God and Government
A colleague in Nashville (who is also an Austrian and a Christian) and I have been discussing the well-known passage in Judges (17:6) that says, “In those days there was no king in Israel; everyone did what was right in his own eyes.”
I think most American Christians believe that this passage condemns anarchy, i.e. a lack of what we all mean today by the term “government.”
But my colleague and I have been wondering if that’s a misreading. For sure, God certainly doesn’t seem to think that the absence of an earthly king is a problem. He famously warns the Israelites when they ask Him to choose a king over them (I Samuel 8):
10 Samuel told all the words of the LORD to the people who were asking him for a king. 11 He said, “This is what the king who will reign over you will do: He will take your sons and make them serve with his chariots and horses, and they will run in front of his chariots. 12 Some he will assign to be commanders of thousands and commanders of fifties, and others to plow his ground and reap his harvest, and still others to make weapons of war and equipment for his chariots. 13 He will take your daughters to be perfumers and cooks and bakers. 14 He will take the best of your fields and vineyards and olive groves and give them to his attendants. 15 He will take a tenth of your grain and of your vintage and give it to his officials and attendants. 16 Your menservants and maidservants and the best of your cattle [b] and donkeys he will take for his own use. 17 He will take a tenth of your flocks, and you yourselves will become his slaves. 18 When that day comes, you will cry out for relief from the king you have chosen, and the LORD will not answer you in that day.”

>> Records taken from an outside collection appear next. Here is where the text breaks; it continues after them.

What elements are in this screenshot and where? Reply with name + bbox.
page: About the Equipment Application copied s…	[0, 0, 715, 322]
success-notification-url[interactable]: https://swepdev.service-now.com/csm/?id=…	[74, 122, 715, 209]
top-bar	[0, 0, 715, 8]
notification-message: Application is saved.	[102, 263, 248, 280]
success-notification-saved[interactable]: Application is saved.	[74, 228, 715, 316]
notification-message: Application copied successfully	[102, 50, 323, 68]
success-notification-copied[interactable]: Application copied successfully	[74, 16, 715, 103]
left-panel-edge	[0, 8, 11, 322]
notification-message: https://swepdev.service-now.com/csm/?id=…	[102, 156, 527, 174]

19 But the people refused to listen to Samuel. “No!” they said. “We want a king over us. 20 Then we will be like all the other nations, with a king to lead us and to go out before us and fight our battles.”
21 When Samuel heard all that the people said, he repeated it before the LORD. 22 The LORD answered, “Listen to them and give them a king.”
So it’s clear that God may have thought it was important for the Israelites to have human judges but not a (human) king. I find this fascinating since I have mused on how a completely free market in law might function.
Incidentally, there is a more succinct way to handle the issue, found in Deuteronomy. The typical Republican Christian is right when he thinks, “You can’t have people just doing whatever is right in their own eyes!” And indeed, Moses tells the Israelites (Dt 12) that when they cross into the Promised Land:
8 “You shall not at all do as we are doing here today—every man doing whatever is right in his own eyes—9 for as yet you have not come to the rest and the inheritance which the LORD your God is giving you.”
OK, but then how should they behave? He explains in Dt 13:
17 So none of the accursed things shall remain in your hand, that the LORD may turn from the fierceness of His anger and show you mercy, have compassion on you and multiply you, just as He swore to your fathers, 18 because you have listened to the voice of the LORD your God, to keep all His commandments which I command you today, to do what is right in the eyes of the LORD your God.
So it’s certainly true that you can’t have “anarchy,” meaning people doing whatever the heck they feel like. But from that it does not at all follow that those who believe in the God of Moses should establish and obey human political rulers, certainly not as they exist in our modern nation-State, which in practice has truly been institutionalized evil since its invention.